Напрасно наивная француженка думала, что расставание с любимыми мужчинами разрушит стену отчуждения: Исабель словно не заметила ее рук, протянутых в поисках и предложении утешения, и прошла мимо, точно невестки и не было.

Так продолжилось дальше. Казалось, Натали просто перестала существовать. Нет, ее не морили голодом или отсутствием заботы – только лишили общения, тепла и поддержки. Посетителям, исправно являвшимся в дом де Аламеда с визитами вежливости, говорилось, что донна слишком слаба для приемов. Единственными лицами, которые Натали видела, были лица слуг, домашнего исповедника и дочери. Неудивительно, что несчастная действительно чувствовала себя слабеющей и больной. Иногда Исабель невольно сравнивала невестку с бледной и нежной лилией, слишком чувствительной для того, чтобы выдержать яркое беспощадное кастильское солнце.

Но благородная донна лишь крепче сжимала узкие губы. Она делает все, о чем ее просил дорогой брат: его жена не знает ни в чем отказа, никаких забот и тревог. Остальное ее не касается. Если Натали предпочитает беспрерывно плакать и чахнуть, а не вести себя как положено женщинам рода де Аламеда, то тому виной – порченая французская кровь.

Нати, как и всякий ребенок, любила свою маму, но с тех пор как отец отправился в море, с мамой просто не было никакого сладу: она то беспрерывно плакала, то смотрела куда-то в пространство, не замечая пытающуюся развеселить или привлечь к себе внимание дочь.
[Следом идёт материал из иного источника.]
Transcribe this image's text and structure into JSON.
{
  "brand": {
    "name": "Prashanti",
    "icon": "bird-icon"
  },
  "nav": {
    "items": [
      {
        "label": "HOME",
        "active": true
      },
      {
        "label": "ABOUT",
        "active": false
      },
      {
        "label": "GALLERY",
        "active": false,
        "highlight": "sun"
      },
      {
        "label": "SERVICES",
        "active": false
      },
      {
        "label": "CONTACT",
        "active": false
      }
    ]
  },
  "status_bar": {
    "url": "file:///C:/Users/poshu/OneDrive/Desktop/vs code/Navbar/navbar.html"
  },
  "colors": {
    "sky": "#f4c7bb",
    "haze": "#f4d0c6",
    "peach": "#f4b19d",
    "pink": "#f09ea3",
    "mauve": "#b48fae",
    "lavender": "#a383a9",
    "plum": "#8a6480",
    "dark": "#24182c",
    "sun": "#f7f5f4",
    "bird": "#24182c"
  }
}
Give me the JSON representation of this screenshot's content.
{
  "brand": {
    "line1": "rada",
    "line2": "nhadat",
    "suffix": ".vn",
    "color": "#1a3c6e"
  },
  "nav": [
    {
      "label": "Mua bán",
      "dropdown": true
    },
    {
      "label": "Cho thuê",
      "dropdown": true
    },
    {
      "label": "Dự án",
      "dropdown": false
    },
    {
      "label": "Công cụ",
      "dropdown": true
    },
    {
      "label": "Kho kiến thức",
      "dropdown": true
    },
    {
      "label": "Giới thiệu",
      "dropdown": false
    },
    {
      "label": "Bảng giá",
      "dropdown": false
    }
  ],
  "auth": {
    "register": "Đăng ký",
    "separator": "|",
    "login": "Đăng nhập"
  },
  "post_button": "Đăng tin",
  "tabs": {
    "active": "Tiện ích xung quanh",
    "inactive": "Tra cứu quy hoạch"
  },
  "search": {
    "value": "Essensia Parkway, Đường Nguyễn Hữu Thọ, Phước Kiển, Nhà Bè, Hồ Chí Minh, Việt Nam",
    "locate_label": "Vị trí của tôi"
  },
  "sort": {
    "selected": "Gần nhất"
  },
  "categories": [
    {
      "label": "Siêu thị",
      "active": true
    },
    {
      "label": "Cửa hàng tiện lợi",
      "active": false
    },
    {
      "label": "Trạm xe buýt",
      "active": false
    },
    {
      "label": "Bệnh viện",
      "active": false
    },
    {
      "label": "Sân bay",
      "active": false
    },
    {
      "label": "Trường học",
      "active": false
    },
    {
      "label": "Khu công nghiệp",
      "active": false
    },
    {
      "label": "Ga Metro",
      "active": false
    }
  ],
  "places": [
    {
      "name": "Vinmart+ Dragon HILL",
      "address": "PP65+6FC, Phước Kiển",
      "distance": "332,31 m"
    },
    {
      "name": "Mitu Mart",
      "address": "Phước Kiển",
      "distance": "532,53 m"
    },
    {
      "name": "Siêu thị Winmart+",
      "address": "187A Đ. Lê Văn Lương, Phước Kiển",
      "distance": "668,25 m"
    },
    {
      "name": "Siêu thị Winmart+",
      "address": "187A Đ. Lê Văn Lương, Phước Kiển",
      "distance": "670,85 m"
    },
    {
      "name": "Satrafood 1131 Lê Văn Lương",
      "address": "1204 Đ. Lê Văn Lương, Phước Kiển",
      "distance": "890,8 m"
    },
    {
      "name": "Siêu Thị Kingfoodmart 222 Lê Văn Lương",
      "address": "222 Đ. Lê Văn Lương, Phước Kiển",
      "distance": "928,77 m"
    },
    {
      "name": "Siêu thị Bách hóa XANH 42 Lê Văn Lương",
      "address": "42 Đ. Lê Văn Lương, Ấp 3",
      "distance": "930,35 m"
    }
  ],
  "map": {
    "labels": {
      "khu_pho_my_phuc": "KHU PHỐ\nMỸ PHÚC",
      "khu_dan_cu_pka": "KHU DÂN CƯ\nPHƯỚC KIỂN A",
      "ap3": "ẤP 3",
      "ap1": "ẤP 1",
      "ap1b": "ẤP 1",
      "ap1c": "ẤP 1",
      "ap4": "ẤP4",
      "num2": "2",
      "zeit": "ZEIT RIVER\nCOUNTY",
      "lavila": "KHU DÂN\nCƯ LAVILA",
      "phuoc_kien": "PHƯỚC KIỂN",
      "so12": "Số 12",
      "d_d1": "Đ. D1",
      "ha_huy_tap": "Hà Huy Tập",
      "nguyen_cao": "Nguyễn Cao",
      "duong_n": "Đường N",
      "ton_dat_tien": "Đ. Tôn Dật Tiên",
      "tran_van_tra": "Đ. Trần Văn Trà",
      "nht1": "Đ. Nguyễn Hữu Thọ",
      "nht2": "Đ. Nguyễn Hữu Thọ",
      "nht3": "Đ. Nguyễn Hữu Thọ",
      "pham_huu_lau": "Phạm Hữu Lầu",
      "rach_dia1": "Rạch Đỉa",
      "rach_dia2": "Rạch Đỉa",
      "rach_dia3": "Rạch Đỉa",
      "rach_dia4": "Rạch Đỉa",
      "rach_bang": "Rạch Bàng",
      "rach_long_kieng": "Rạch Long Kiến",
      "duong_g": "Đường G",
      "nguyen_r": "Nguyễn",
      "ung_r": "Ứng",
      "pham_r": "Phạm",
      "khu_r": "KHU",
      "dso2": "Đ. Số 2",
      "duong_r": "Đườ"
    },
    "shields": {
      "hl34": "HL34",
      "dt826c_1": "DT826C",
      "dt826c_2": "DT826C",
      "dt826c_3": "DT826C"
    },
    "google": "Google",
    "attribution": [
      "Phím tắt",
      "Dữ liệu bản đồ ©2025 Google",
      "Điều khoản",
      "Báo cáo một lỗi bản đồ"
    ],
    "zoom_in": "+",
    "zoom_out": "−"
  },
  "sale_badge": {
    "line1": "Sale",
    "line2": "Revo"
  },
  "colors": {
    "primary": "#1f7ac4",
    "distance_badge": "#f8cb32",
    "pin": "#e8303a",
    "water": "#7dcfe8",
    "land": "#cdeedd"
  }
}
Она постоянно болела и постоянно печалилась, а еще часами молилась, заставляя молиться вместе с ней и Чио.

Поэтому Нати теперь с ней было скучно и грустно. Иногда к ним приходили гости с детьми, но девочки были скучны и хотели играть лишь в куклы, а мальчики не желали играть с девочками и глядели на них так снисходительно, словно были уже взрослыми сеньорами. Одного она даже побила – за этот невыносимый взгляд. Потом, правда, пришлось стоять в часовне на коленях в искупление своего дурного поступка и в назидание того, как полагается вести себя благородным сеньоритам.